Join us on December 7th, 2016 at 12:00 PM in Marsico Hall, room 4004, for a presentation of "Single Domain VHH and Other Molecules for Targeted Radiotherapy and Molecular Imaging of Cancer" by Dr. Michael Zalutsky, Ph.D. of Duke University. 

Abstract:

Camels and llamas are distinctive not only because of their appearance but because they produce heavy-chain only antibodies that are characterized by single chain variable domains.  These VHH molecules (also known as nanobodies) have a molecular weight of ~15 kDa, an order of magnitude smaller than immunoglobulins and are the smallest function fragment of a naturally occurring antibody.  Unlike intact antibodies, which are an order of magnitude larger, VHH have a pharmacokinetic profile that is well matched to the short physical half lives of many of the most promising radionuclides for SPECT and PET imaging as well as targeted radiotherapy.

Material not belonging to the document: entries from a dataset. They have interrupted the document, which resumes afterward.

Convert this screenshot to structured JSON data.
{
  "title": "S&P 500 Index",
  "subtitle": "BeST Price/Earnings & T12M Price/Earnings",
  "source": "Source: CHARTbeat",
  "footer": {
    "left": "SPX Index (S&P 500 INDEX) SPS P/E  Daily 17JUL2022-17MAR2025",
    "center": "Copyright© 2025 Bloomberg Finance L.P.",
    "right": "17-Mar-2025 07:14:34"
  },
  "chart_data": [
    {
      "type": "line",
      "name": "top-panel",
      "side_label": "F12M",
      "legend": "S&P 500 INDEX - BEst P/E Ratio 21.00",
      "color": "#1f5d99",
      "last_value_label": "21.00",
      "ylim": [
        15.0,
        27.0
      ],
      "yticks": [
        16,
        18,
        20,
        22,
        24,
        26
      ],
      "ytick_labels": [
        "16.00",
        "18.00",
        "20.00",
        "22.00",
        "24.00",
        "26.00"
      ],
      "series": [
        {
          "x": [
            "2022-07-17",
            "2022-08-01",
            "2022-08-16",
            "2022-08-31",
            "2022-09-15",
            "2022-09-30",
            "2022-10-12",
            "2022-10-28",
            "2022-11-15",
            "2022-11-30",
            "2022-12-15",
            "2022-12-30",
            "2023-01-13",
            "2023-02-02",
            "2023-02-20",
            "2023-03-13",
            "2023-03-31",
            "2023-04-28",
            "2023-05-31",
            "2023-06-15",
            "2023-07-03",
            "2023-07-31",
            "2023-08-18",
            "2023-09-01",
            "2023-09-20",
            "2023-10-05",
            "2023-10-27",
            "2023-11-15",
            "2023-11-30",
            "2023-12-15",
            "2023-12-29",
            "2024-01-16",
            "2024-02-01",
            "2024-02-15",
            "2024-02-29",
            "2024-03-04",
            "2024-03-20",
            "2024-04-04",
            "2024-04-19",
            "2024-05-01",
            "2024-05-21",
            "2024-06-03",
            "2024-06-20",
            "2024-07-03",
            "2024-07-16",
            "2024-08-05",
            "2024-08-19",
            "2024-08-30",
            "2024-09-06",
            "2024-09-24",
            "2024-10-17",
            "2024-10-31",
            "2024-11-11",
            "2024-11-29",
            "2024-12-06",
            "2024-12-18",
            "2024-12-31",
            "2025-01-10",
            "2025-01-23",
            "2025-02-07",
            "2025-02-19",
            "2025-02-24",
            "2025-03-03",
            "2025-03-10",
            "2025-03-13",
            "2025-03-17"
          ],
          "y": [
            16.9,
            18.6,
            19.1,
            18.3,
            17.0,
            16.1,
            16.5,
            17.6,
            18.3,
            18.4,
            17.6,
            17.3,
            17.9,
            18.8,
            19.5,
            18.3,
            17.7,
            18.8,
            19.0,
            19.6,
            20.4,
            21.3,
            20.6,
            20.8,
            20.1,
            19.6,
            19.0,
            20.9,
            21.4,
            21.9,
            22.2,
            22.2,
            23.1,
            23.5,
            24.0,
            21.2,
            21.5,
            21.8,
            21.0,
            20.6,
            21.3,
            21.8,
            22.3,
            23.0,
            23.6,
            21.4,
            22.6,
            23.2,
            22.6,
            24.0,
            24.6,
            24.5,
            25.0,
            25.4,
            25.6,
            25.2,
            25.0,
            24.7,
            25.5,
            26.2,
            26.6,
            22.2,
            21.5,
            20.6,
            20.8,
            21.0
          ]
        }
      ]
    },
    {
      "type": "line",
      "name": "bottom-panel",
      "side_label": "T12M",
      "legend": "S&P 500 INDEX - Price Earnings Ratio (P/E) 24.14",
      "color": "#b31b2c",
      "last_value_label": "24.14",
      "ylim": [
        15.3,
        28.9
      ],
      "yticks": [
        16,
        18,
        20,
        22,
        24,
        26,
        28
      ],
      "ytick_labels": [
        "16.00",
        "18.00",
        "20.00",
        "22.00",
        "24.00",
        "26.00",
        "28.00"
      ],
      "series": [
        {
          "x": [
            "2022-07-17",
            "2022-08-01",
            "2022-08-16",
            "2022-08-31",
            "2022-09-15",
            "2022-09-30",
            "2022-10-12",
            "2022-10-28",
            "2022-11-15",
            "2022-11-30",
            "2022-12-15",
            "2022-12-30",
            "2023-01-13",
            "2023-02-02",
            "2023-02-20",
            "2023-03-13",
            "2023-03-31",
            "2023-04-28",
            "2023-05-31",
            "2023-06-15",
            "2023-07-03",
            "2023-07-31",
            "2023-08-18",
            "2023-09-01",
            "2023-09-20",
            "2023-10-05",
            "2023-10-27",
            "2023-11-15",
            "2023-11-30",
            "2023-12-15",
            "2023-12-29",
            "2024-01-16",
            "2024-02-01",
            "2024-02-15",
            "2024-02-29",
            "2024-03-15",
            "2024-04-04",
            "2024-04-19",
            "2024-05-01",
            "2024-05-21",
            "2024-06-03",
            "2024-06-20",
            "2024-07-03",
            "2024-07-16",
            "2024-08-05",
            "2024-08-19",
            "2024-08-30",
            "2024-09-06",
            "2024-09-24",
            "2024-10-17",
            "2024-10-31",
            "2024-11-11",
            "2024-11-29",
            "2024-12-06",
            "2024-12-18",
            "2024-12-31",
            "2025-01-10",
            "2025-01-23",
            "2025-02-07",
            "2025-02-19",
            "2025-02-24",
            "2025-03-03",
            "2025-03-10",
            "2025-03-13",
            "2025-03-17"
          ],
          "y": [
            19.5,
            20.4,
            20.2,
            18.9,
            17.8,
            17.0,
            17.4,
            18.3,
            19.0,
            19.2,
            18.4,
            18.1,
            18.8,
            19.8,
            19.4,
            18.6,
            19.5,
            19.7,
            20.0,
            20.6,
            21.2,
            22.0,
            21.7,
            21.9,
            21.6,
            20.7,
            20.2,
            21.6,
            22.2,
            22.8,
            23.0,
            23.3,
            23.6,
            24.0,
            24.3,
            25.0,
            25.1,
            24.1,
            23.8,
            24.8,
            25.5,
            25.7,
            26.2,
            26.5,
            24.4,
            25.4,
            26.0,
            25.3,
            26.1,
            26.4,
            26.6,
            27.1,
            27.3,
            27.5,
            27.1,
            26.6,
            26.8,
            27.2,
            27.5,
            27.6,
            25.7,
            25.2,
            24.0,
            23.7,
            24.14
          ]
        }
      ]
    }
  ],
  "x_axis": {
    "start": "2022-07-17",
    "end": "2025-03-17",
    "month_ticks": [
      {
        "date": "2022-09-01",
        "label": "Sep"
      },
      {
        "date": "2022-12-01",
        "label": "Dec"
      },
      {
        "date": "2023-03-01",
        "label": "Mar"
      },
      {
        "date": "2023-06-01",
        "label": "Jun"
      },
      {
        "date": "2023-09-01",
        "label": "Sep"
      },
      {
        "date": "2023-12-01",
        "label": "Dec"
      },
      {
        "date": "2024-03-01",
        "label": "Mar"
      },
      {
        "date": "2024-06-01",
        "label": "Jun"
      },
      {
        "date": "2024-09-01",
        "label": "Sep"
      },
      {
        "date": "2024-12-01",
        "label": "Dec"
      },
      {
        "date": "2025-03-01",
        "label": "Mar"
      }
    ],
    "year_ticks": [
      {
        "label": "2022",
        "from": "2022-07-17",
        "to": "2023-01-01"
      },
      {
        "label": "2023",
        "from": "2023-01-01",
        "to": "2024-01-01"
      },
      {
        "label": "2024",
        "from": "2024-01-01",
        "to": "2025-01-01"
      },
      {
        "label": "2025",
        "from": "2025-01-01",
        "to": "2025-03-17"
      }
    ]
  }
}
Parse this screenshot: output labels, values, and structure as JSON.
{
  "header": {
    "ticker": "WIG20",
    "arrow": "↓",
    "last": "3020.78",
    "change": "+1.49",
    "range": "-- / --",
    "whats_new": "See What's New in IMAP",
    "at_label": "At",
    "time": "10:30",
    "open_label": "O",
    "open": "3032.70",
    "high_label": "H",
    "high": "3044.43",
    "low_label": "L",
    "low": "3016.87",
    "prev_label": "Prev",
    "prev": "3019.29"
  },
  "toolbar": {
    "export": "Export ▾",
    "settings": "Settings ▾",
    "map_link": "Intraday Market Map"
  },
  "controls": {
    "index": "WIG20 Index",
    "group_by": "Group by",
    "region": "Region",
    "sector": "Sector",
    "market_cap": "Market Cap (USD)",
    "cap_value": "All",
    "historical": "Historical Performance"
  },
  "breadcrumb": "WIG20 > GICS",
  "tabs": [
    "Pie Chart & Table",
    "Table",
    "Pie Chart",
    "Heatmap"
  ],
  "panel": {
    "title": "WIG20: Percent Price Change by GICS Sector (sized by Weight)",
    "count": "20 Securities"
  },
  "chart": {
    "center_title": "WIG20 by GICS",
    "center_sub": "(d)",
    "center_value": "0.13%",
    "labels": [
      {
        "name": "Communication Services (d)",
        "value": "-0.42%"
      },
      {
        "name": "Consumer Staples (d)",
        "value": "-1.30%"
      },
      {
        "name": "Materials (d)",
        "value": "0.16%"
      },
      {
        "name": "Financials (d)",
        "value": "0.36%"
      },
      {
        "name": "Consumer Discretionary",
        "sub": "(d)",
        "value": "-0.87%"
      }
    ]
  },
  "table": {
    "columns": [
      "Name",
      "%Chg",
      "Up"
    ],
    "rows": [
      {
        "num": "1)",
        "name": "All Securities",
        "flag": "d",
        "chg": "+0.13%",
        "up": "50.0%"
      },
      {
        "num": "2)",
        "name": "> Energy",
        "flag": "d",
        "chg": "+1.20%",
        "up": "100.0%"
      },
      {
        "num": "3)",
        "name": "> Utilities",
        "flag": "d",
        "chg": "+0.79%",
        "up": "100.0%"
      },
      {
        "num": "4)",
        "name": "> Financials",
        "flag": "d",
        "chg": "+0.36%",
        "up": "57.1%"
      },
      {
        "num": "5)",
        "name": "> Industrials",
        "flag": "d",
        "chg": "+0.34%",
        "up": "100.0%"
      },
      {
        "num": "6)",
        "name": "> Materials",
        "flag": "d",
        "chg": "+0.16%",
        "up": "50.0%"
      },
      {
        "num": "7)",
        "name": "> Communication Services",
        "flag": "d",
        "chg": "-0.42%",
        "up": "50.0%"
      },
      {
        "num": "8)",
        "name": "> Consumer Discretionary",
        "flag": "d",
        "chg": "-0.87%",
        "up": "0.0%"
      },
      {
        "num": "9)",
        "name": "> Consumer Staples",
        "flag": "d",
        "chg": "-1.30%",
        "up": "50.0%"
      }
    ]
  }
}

VHH have been generated with 1-5 nM affinity for multiple molecular targets of potential interest as imaging tools for oncology, cardiology and immunology.  The focus of our current work has been the development and evaluation of methodologies for labeling anti-HER2 VHH for receptor targeted imaging and molecular radiotherapy.  Our results show the importance of utilizing a labeled prosthetic group that become trapped in target cells after receptor mediated internalization of the VHH.  With optimal approaches, uptake of radioactivity in human tumor xenografts in murine models approach’s that typically obtained with whole immunoglobulins but will significantly reduced normal tissue levels, improving image contrast and reducing normal tissue dose.  If similar results should be attainable with other VHH, the methods which have been developed for labeling these molecules with 18F, 124/131/123I and 211At might serve as a valuable toolbox for advancing molecular imaging and targeted radiotherapy with this promising protein scaffold.